Meeting Date: January 14, 2020
The Wellfleet Selectboard meeting held on January 14, 2020, commenced at 6 p.m. The meeting began with announcements, open session, and public comments. During this phase, the board clarified that public comments should be brief and that no deliberations or votes would be conducted solely based on these comments. The board then called for any announcements or comments from the board members themselves.
One member of the board announced an upcoming meeting of the Herring River Executive Council, which includes representatives from the National Park Service and the town of Wellfleet. The meeting was scheduled to take place at 3 p.m. on Thursday at the Senior Center.
Another board member took the opportunity to greet everyone present and expressed their joy in being part of the Wellfleet community. This board member stated that they would continue to greet the audience with a cheerful “good evening Wellfleet” at every meeting.
Moving on, the board opened the floor for announcements from the public. A resident by the name of Kate Clemens introduced a request for new members to join the Wellfleet Commission on Disabilities. The commission aims to ensure that all individuals, including those with accessibility challenges, have equal opportunities to participate in and benefit from the town’s programs and services. More information about the commission and how to get involved can be found on the front page of the Wellfleet town’s website.
After hearing from the public, the board transitioned to the public hearing portion of the meeting.
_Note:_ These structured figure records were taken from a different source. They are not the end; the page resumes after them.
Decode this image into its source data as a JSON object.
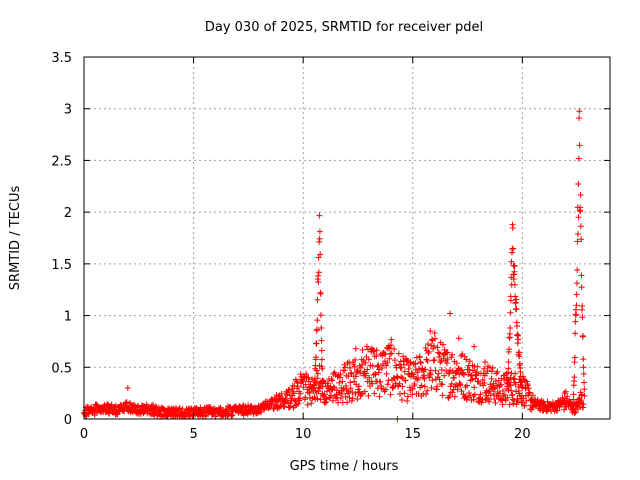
{
  "chart_data": {
    "type": "scatter",
    "title": "Day 030 of 2025, SRMTID for receiver pdel",
    "xlabel": "GPS time / hours",
    "ylabel": "SRMTID / TECUs",
    "xlim": [
      0,
      24
    ],
    "ylim": [
      0,
      3.5
    ],
    "x_ticks": [
      0,
      5,
      10,
      15,
      20
    ],
    "y_ticks": [
      0,
      0.5,
      1,
      1.5,
      2,
      2.5,
      3,
      3.5
    ],
    "x_tick_labels": [
      "0",
      "5",
      "10",
      "15",
      "20"
    ],
    "y_tick_labels": [
      "0",
      "0.5",
      "1",
      "1.5",
      "2",
      "2.5",
      "3",
      "3.5"
    ],
    "grid": true,
    "marker": "+",
    "color": "#ff0000",
    "series": [
      {
        "name": "SRMTID",
        "profile": [
          [
            0.0,
            0.07
          ],
          [
            0.5,
            0.09
          ],
          [
            1.0,
            0.1
          ],
          [
            1.5,
            0.08
          ],
          [
            2.0,
            0.12
          ],
          [
            2.5,
            0.09
          ],
          [
            3.0,
            0.1
          ],
          [
            3.5,
            0.06
          ],
          [
            4.0,
            0.06
          ],
          [
            5.0,
            0.06
          ],
          [
            6.0,
            0.07
          ],
          [
            7.0,
            0.08
          ],
          [
            8.0,
            0.1
          ],
          [
            8.5,
            0.14
          ],
          [
            9.0,
            0.16
          ],
          [
            9.5,
            0.22
          ],
          [
            10.0,
            0.3
          ],
          [
            10.3,
            0.28
          ],
          [
            10.5,
            0.3
          ],
          [
            10.8,
            0.35
          ],
          [
            11.0,
            0.25
          ],
          [
            11.5,
            0.3
          ],
          [
            12.0,
            0.35
          ],
          [
            12.5,
            0.42
          ],
          [
            13.0,
            0.48
          ],
          [
            13.5,
            0.45
          ],
          [
            14.0,
            0.5
          ],
          [
            14.5,
            0.4
          ],
          [
            15.0,
            0.35
          ],
          [
            15.5,
            0.45
          ],
          [
            16.0,
            0.55
          ],
          [
            16.5,
            0.45
          ],
          [
            17.0,
            0.45
          ],
          [
            17.5,
            0.4
          ],
          [
            18.0,
            0.35
          ],
          [
            18.5,
            0.35
          ],
          [
            19.0,
            0.28
          ],
          [
            19.5,
            0.3
          ],
          [
            20.0,
            0.3
          ],
          [
            20.3,
            0.2
          ],
          [
            20.5,
            0.15
          ],
          [
            21.0,
            0.12
          ],
          [
            21.5,
            0.12
          ],
          [
            22.0,
            0.18
          ],
          [
            22.3,
            0.1
          ],
          [
            22.5,
            0.12
          ],
          [
            22.7,
            0.2
          ],
          [
            22.8,
            0.2
          ]
        ],
        "spikes": [
          {
            "x": [
              10.5,
              10.9
            ],
            "peak_x": 10.75,
            "peak_y": 2.05
          },
          {
            "x": [
              19.3,
              20.0
            ],
            "peak_x": 19.55,
            "peak_y": 1.9
          },
          {
            "x": [
              22.3,
              22.85
            ],
            "peak_x": 22.6,
            "peak_y": 3.0
          }
        ],
        "outliers": [
          [
            2.0,
            0.3
          ],
          [
            14.3,
            0.0
          ],
          [
            15.8,
            0.85
          ],
          [
            16.7,
            1.02
          ],
          [
            17.1,
            0.78
          ],
          [
            12.4,
            0.68
          ],
          [
            13.2,
            0.65
          ],
          [
            14.9,
            0.55
          ],
          [
            17.8,
            0.7
          ],
          [
            18.3,
            0.55
          ]
        ]
      }
    ]
  }
}
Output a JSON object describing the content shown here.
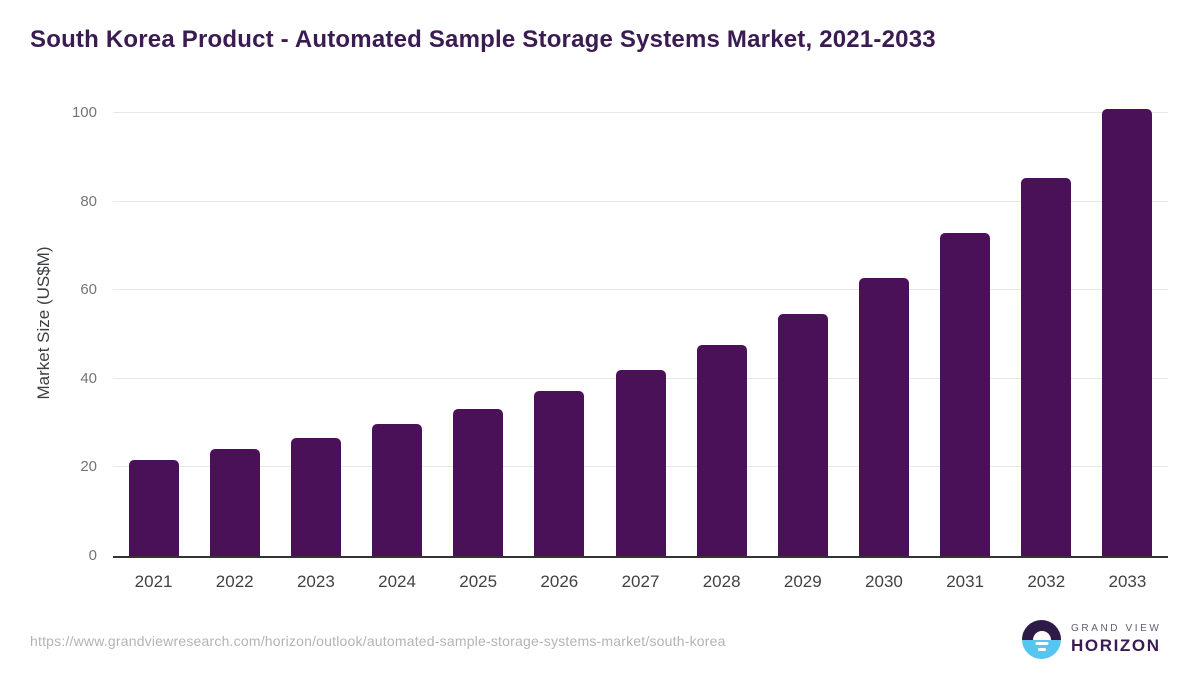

The topic for discussion was an amendment to the annual license fee for shellfish regulations. The amendment proposed a change in payment process by requiring grant holders to come to the town hall to give their grant reports and pay the fees for the upcoming year at the same time. This change was expected to streamline the process and ensure timely payment. The board clarified that there had been no negative feedback regarding this proposed amendment. The board then opened the floor for questions or comments on this matter, and upon receiving none, proceeded with a motion to amend the concerned section of the shellfishing policy and regulations. The amendment was approved unanimously.
Next on the agenda, the Energy and Climate Action Committee provided an update on their activities. They shared details about the Outer Cape Energize program, which aimed to promote carbon replacement technologies and energy conservation and efficiency in Wellfleet, Eastham, Truro, and Provincetown. This program was made possible through the support of select boards, administrators, and energy committees from the four towns, as well as partnerships with the Energy Center, Cape Light Compact, and Cape and Islands Self-Reliance.
The committee highlighted the success of the program, noting an increase in energy audits and conservation measures as a result of their efforts. They estimated that up to 20% of the audits conducted in the Outer Cape over the past two years were directly associated with the program. This translated to approximately $200,000 in value in terms of rebates and discounts for energy conservation measures. The program also provided education and advice on air source technologies and electric vehicles.
The committee reported that 134 solar systems had been installed through the program, resulting in an aggregate solar production of over 1.1 million kilowatt hours per year. This production was equivalent to the carbon offset of a thousand acres of forest annually. Homeowners received rebates totaling $37,000, and the aggregate electricity bill savings were estimated to be $264,000 per year or nearly $6.6 million over 25 years. The program also contributed to local economic development through investments in local contractors, suppliers, and businesses.
The committee also discussed the progress of their landfill solar project, which involved the installation of 2,358 solar panels. These panels were expected to produce approximately 140% of the town’s annual electricity consumption. The remaining 40% of the electricity generated was sold to the Nauset Regional School System to offset their electricity bills. Additionally, the town received lease payments for the land used and a payment in lieu of taxes. The committee clarified that they were working towards streamlining billing and credit allocation processes with eversource, with the goal of combining all the town’s bills into a single bill for easier management.
In conclusion, the Wellfleet Selectboard meeting addressed various announcements, including an upcoming executive council meeting, opportunities for community involvement in the Commission on Disabilities, and the review of shellfish regulations. The Energy and Climate Action Committee provided updates on their successful Outer Cape Energize program and landfill solar project. These initiatives demonstrated the town’s commitment to promoting energy efficiency, conservation, and environmental sustainability.